I wrote a C program for a school assignment that reads certain html tags from a file, given on the command line. Since I am initially searching for the '<' character I am using fgetc() to read in a character one at a time from the file to "input" with is a character pointer. My program "works" in terms of reading the the tags correctly but I have to hit enter twice to get the desired output. I know this is a common issue and I've read a few threads on it but most issues have to do with scanf() and I don't think fgetc add the new line character ? I tested reading in the file and I am able to output it correctly except for a random character at the end which I'm guessing is the null character?
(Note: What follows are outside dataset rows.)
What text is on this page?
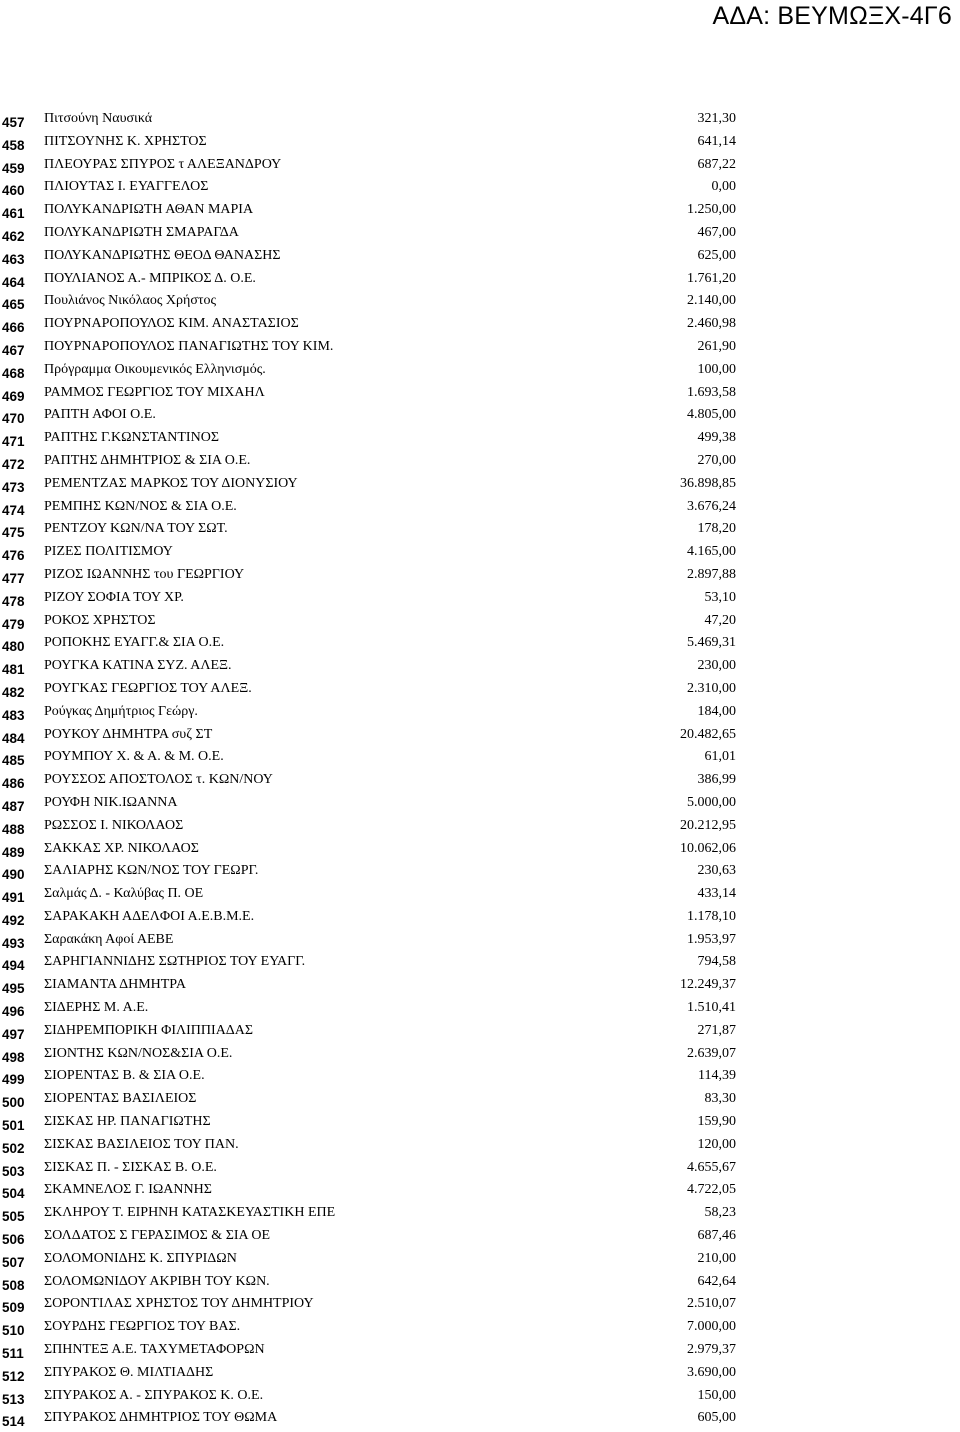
ΑΔΑ: ΒΕΥΜΩΞΧ-4Γ6
457 Πιτσούνη Ναυσικά	321,30
458 ΠΙΤΣΟΥΝΗΣ Κ. ΧΡΗΣΤΟΣ	641,14
459 ΠΛΕΟΥΡΑΣ ΣΠΥΡΟΣ τ ΑΛΕΞΑΝΔΡΟΥ	687,22
460 ΠΛΙΟΥΤΑΣ Ι. ΕΥΑΓΓΕΛΟΣ	0,00
461 ΠΟΛΥΚΑΝΔΡΙΩΤΗ ΑΘΑΝ ΜΑΡΙΑ	1.250,00
462 ΠΟΛΥΚΑΝΔΡΙΩΤΗ ΣΜΑΡΑΓΔΑ	467,00
463 ΠΟΛΥΚΑΝΔΡΙΩΤΗΣ ΘΕΟΔ ΘΑΝΑΣΗΣ	625,00
464 ΠΟΥΛΙΑΝΟΣ Α.- ΜΠΡΙΚΟΣ Δ. Ο.Ε.	1.761,20
465 Πουλιάνος Νικόλαος Χρήστος	2.140,00
466 ΠΟΥΡΝΑΡΟΠΟΥΛΟΣ ΚΙΜ. ΑΝΑΣΤΑΣΙΟΣ	2.460,98
467 ΠΟΥΡΝΑΡΟΠΟΥΛΟΣ ΠΑΝΑΓΙΩΤΗΣ ΤΟΥ ΚΙΜ.	261,90
468 Πρόγραμμα Οικουμενικός Ελληνισμός.	100,00
469 ΡΑΜΜΟΣ ΓΕΩΡΓΙΟΣ ΤΟΥ ΜΙΧΑΗΛ	1.693,58
470 ΡΑΠΤΗ ΑΦΟΙ Ο.Ε.	4.805,00
471 ΡΑΠΤΗΣ Γ.ΚΩΝΣΤΑΝΤΙΝΟΣ	499,38
472 ΡΑΠΤΗΣ ΔΗΜΗΤΡΙΟΣ & ΣΙΑ Ο.Ε.	270,00
473 ΡΕΜΕΝΤΖΑΣ ΜΑΡΚΟΣ ΤΟΥ ΔΙΟΝΥΣΙΟΥ	36.898,85
474 ΡΕΜΠΗΣ ΚΩΝ/ΝΟΣ & ΣΙΑ Ο.Ε.	3.676,24
475 ΡΕΝΤΖΟΥ ΚΩΝ/ΝΑ ΤΟΥ ΣΩΤ.	178,20
476 ΡΙΖΕΣ ΠΟΛΙΤΙΣΜΟΥ	4.165,00
477 ΡΙΖΟΣ ΙΩΑΝΝΗΣ του ΓΕΩΡΓΙΟΥ	2.897,88
478 ΡΙΖΟΥ ΣΟΦΙΑ ΤΟΥ ΧΡ.	53,10
479 ΡΟΚΟΣ ΧΡΗΣΤΟΣ	47,20
480 ΡΟΠΟΚΗΣ ΕΥΑΓΓ.& ΣΙΑ Ο.Ε.	5.469,31
481 ΡΟΥΓΚΑ ΚΑΤΙΝΑ ΣΥΖ. ΑΛΕΞ.	230,00
482 ΡΟΥΓΚΑΣ ΓΕΩΡΓΙΟΣ ΤΟΥ ΑΛΕΞ.	2.310,00
483 Ρούγκας Δημήτριος Γεώργ.	184,00
484 ΡΟΥΚΟΥ ΔΗΜΗΤΡΑ συζ ΣΤ	20.482,65
485 ΡΟΥΜΠΟΥ Χ. & Α. & Μ. Ο.Ε.	61,01
486 ΡΟΥΣΣΟΣ ΑΠΟΣΤΟΛΟΣ τ. ΚΩΝ/ΝΟΥ	386,99
487 ΡΟΥΦΗ ΝΙΚ.ΙΩΑΝΝΑ	5.000,00
488 ΡΩΣΣΟΣ Ι. ΝΙΚΟΛΑΟΣ	20.212,95
489 ΣΑΚΚΑΣ ΧΡ. ΝΙΚΟΛΑΟΣ	10.062,06
490 ΣΑΛΙΑΡΗΣ ΚΩΝ/ΝΟΣ ΤΟΥ ΓΕΩΡΓ.	230,63
491 Σαλμάς Δ. - Καλύβας Π. ΟΕ	433,14
492 ΣΑΡΑΚΑΚΗ ΑΔΕΛΦΟΙ Α.Ε.Β.Μ.Ε.	1.178,10
493 Σαρακάκη Αφοί ΑΕΒΕ	1.953,97
494 ΣΑΡΗΓΙΑΝΝΙΔΗΣ ΣΩΤΗΡΙΟΣ ΤΟΥ ΕΥΑΓΓ.	794,58
495 ΣΙΑΜΑΝΤΑ ΔΗΜΗΤΡΑ	12.249,37
496 ΣΙΔΕΡΗΣ Μ. Α.Ε.	1.510,41
497 ΣΙΔΗΡΕΜΠΟΡΙΚΗ ΦΙΛΙΠΠΙΑΔΑΣ	271,87
498 ΣΙΟΝΤΗΣ ΚΩΝ/ΝΟΣ&ΣΙΑ Ο.Ε.	2.639,07
499 ΣΙΟΡΕΝΤΑΣ Β. & ΣΙΑ Ο.Ε.	114,39
500 ΣΙΟΡΕΝΤΑΣ ΒΑΣΙΛΕΙΟΣ	83,30
501 ΣΙΣΚΑΣ ΗΡ. ΠΑΝΑΓΙΩΤΗΣ	159,90
502 ΣΙΣΚΑΣ ΒΑΣΙΛΕΙΟΣ ΤΟΥ ΠΑΝ.	120,00
503 ΣΙΣΚΑΣ Π. - ΣΙΣΚΑΣ Β. Ο.Ε.	4.655,67
504 ΣΚΑΜΝΕΛΟΣ Γ. ΙΩΑΝΝΗΣ	4.722,05
505 ΣΚΛΗΡΟΥ Τ. ΕΙΡΗΝΗ ΚΑΤΑΣΚΕΥΑΣΤΙΚΗ ΕΠΕ	58,23
506 ΣΟΛΔΑΤΟΣ Σ ΓΕΡΑΣΙΜΟΣ & ΣΙΑ ΟΕ	687,46
507 ΣΟΛΟΜΟΝΙΔΗΣ Κ. ΣΠΥΡΙΔΩΝ	210,00
508 ΣΟΛΟΜΩΝΙΔΟΥ ΑΚΡΙΒΗ ΤΟΥ ΚΩΝ.	642,64
509 ΣΟΡΟΝΤΙΛΑΣ ΧΡΗΣΤΟΣ ΤΟΥ ΔΗΜΗΤΡΙΟΥ	2.510,07
510 ΣΟΥΡΔΗΣ ΓΕΩΡΓΙΟΣ ΤΟΥ ΒΑΣ.	7.000,00
511 ΣΠΗΝΤΕΞ Α.Ε. ΤΑΧΥΜΕΤΑΦΟΡΩΝ	2.979,37
512 ΣΠΥΡΑΚΟΣ Θ. ΜΙΛΤΙΑΔΗΣ	3.690,00
513 ΣΠΥΡΑΚΟΣ Α. - ΣΠΥΡΑΚΟΣ Κ. Ο.Ε.	150,00
514 ΣΠΥΡΑΚΟΣ ΔΗΜΗΤΡΙΟΣ ΤΟΥ ΘΩΜΑ	605,00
Here is how I read the file in:
FILE *inputFile = fopen(argv[1], "r");
input = (char*)malloc(sizeof(char)*FILE_SIZE+1);
tags = (char**)malloc(sizeof(char*)*MAX_TAGS);
tagsCount = (int*)malloc(sizeof(int)*MAX_TAGS);
if(inputFile == NULL){
printf("Empty file\n");
return EXIT_FAILURE;
}
do{
if(feof(inputFile)){
break ;
}
input[j] = fgetc(inputFile);
j++;
}
while(1);
The program is long so I won't include it all but what I do after this is call a method that searches for the desired tags, (the requirements for this were only certain ones):
int readHtmlFile(char *input, char **tags, int *tagsCount){
int length = 0;
int tagFound = 0;
char *tag = NULL;
int tagIndex = 0;
if((length=read(0, input, FILE_SIZE))){
for(int i=0; i<FILE_SIZE; i++){
if(tagFound == 0){
//we can check the closing tags and find out
//all the tags available in html file
if(input[i] == '<'){
tag=(char*)malloc(MAX_TAG_SIZE);
memset(tag, '\0', MAX_TAG_SIZE);
tagFound=1;
}
}
else{
//read the tag until '>' comes to denotes the tag is found
//some tags are spaces and there are some tags which doesnt have end tag
//all these cases are taken care
if(input[i]=='>' || input[i]==' '|| input[i]=='/' || input[i]=='!'){
tagFound=0;
tagIndex=0;
if(input[i]!='/' && input[i]!='!'){
updateTagCount(tag, tags, tagsCount);
}
else{
free(tag);
}
}
else{
//update the tag name in local heap allocated variable
//and copy to tags variable
tag[tagIndex++]=input[i];
}
}
}
}
}
Which is when I execute "./htags HelloWorld.html" this is on linux with the gcc compiler and -std=c99 flag included, there are a few other functions I didn't include, they check for duplicates, free memory and print. Sorry for the lengthy question, any help is appreciated!